Motivation
In my home environment where I use NFS to store JupyterLab notebooks, I measured the performance when the NFS server is a RaspberryPi or HP Z240, and found that in the learning loop (state in which epochs are stacked), there is no significant difference whether the NB is stored on an NFS server or locally. I found that there was no significant difference between NBs stored on an NFS server or locally.
Therefore, I have challenged to speed up the learning process, and I summarize the progress/results here.
Information Sources
- PyTorchでの学習・推論を高速化するコツ集 I tried three of them in this article.
Environment
In the following system configuration diagram, JupyterLab is running on saisei and the NoteBooks stored on europe are NFS mounted.
The original program before the speed-up was a program for galaxy shape classification using the vgg16 model presented in this article. The learning rate was set at $lr=0.00001$.
Efforts to increase speed
num_workers
Added “num_workers=2” parameter when creating DataLoader.
# DataLoaderを作成
batch_size = 32
train_loader = DataLoader(train_dataset, batch_size=batch_size, shuffle=True, num_workers=2)

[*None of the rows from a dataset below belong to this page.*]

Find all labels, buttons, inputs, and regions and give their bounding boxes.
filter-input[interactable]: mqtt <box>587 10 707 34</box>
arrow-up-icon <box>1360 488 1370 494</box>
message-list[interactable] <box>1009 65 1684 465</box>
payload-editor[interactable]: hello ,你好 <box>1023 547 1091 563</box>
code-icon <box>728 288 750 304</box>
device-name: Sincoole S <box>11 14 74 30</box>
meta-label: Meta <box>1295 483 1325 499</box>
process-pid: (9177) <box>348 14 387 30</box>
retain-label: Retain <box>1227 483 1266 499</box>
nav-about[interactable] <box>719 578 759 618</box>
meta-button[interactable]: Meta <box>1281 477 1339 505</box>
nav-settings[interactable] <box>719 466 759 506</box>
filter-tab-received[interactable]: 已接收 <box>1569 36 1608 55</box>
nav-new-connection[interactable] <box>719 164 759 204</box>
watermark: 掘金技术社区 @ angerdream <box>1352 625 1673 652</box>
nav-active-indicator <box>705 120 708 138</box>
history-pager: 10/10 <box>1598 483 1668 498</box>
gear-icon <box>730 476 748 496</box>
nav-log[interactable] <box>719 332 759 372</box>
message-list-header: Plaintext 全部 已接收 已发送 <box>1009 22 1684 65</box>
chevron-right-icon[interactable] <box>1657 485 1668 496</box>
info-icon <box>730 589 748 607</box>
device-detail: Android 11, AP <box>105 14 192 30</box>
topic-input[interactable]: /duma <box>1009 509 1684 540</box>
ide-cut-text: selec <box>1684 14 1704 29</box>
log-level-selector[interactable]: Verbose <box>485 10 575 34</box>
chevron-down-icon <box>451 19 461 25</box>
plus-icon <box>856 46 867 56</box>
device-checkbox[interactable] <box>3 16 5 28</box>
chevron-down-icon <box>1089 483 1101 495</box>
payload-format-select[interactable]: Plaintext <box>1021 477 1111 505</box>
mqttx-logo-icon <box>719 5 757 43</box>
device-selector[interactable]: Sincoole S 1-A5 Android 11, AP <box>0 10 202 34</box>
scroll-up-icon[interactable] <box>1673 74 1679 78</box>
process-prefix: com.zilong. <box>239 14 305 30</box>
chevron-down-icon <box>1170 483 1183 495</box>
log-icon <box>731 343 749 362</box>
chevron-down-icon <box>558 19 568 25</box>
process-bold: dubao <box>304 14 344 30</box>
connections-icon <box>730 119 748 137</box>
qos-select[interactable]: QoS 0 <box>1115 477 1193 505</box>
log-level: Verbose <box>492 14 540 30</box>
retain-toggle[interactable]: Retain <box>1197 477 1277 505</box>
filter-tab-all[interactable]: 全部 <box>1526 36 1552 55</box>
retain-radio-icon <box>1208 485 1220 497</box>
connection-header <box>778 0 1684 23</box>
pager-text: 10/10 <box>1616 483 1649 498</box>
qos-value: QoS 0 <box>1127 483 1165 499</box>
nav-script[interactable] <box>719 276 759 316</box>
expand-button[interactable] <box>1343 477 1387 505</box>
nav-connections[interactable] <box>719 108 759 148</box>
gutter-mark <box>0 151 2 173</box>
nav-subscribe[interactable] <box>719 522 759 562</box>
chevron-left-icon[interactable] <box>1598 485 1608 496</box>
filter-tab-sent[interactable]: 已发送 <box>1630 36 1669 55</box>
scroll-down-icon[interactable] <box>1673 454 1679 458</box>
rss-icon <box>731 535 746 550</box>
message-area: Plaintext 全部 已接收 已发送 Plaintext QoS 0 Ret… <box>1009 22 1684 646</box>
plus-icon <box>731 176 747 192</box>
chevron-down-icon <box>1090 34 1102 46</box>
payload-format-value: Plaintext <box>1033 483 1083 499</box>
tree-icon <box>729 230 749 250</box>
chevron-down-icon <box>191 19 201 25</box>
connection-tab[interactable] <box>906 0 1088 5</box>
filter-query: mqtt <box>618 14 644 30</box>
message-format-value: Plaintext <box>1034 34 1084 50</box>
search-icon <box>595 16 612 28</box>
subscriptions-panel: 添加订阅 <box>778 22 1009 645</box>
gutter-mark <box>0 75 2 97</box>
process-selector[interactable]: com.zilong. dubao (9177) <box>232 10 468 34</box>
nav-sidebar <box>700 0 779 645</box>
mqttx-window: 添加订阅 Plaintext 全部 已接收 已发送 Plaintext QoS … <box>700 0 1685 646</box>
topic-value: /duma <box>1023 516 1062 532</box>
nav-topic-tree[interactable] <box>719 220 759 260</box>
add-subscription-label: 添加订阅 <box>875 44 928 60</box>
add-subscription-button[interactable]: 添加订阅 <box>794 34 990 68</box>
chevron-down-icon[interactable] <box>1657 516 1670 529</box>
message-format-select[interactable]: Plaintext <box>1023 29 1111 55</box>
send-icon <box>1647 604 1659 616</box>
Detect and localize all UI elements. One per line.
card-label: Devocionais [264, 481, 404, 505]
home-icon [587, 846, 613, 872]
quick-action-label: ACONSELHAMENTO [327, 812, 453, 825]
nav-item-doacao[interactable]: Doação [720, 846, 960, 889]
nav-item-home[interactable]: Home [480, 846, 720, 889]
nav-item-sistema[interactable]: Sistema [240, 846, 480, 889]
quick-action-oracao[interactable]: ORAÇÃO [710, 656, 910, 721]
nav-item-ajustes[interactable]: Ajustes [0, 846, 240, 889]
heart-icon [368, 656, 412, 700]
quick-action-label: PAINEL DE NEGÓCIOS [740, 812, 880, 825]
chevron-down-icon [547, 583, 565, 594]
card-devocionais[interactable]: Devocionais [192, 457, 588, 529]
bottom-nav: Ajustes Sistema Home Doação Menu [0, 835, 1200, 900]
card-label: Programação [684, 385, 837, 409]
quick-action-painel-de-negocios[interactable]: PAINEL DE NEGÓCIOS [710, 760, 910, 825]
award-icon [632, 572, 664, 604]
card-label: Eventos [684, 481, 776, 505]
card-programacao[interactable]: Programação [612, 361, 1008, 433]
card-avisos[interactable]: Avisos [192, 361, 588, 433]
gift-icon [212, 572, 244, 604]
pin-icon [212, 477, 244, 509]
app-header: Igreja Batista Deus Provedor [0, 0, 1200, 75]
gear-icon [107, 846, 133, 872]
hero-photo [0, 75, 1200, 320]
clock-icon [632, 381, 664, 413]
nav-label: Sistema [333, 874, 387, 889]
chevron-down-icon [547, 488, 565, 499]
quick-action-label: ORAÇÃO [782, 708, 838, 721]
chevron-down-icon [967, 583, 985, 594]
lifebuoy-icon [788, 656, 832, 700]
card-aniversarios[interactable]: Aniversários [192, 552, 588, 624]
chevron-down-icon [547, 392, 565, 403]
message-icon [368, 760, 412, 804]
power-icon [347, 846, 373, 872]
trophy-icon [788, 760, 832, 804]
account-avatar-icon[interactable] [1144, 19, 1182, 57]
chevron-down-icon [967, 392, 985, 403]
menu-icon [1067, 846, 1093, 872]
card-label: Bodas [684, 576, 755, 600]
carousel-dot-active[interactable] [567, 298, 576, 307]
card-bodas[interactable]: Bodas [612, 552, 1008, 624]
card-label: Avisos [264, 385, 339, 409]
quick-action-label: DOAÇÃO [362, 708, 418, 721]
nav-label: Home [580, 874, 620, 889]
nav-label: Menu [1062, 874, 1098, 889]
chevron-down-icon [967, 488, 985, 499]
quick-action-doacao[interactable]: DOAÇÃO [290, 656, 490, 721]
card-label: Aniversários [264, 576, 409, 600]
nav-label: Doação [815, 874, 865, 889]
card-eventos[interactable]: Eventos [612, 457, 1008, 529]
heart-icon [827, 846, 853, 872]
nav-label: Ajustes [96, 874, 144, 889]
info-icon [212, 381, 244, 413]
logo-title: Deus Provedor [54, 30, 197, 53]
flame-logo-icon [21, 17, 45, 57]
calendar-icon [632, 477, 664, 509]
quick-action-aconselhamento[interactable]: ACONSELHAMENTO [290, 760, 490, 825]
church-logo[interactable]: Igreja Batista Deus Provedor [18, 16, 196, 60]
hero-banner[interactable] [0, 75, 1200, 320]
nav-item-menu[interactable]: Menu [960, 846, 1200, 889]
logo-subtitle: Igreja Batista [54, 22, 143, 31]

valid_loader = DataLoader(valid_dataset, batch_size=batch_size, shuffle=True, num_workers=2)
pin_memory
Also, add “pin_memory=True” to the parameter for creating DataLoader.
# DataLoaderを作成
batch_size = 32
train_loader = DataLoader(train_dataset, batch_size=batch_size, shuffle=True, num_workers=2, pin_memory=True)
valid_loader = DataLoader(valid_dataset, batch_size=batch_size, shuffle=True, num_workers=2, pin_memory=True)
Introducing AMP (Automatic Mixed Precision)
In the learning and inference loop (1epoch loop), AMP was used and modified as follows.
Learning loop
def train_epoch(model, optimizer, criterion, dataloader, device):
train_loss = 0
train_acc = 0
model.train()
scaler = torch.cuda.amp.GradScaler() # add for amp
for i, (images, labels) in enumerate(dataloader):
images, labels = images.to(device), labels.to(device)
optimizer.zero_grad()
with torch.cuda.amp.autocast(): # add for amp
outputs = model(images)
loss = criterion(outputs, labels)
scaler.scale(loss).backward() # add for amp
scaler.step(optimizer) # add for amp
scaler.update() # add for amp
# loss.backward()
# optimizer.step()
train_loss += loss.item()
train_acc += cal_acc(outputs, labels).item()
train_loss = train_loss / len(dataloader.dataset)
train_acc = train_acc / len(dataloader.dataset)
return train_loss, train_acc
Inference loop
def inference(model, optimizer, criterion, dataloader, device):
model.eval()
valid_loss=0
valid_acc = 0
scaler = torch.cuda.amp.GradScaler() # add for amp
with torch.no_grad():
for i, (images, labels) in enumerate(dataloader):
images, labels = images.to(device), labels.to(device)
with torch.cuda.amp.autocast(): # add for amp
outputs = model(images)
loss = criterion(outputs, labels)
valid_loss += loss.item()
valid_acc += cal_acc(outputs, labels).item()
valid_loss = valid_loss / len(dataloader.dataset)
valid_acc = valid_acc / len(dataloader.dataset)
return valid_loss, valid_acc
Result
The following table shows the results of the run on jupiter (GPU: RTX A4000).
Change factor (cumulative) | Execution time (sec) | Run-time ratio |
---|---|---|
original | 3,342 | 1.0 |
+num_worker | 3,198 | 0.96 |
+num_worker+pin_memory | 3,073 | 0.92 |
+num_worker+pin_memory+AMP | 2,163 | 0.65 |
AMP (Automatic Mixed Precision) is a very effective result.
The results of the same conditions, run on saisei (GPU: TITAN V), are as follows.
Change factor (cumulative) | Execution time (sec) | Run-time ratio |
---|---|---|
オリジナル | 2,670 | 1.0 |
+num_worker | 2,440 | 0.91 |
+num_worker+pin_memory | 2,339 | 0.88 |
+num_worker+pin_memory+AMP | 1,558 | 0.58 |
Likewise, AMP is highly effective.
From now on, I will use the above three faster versions as standard.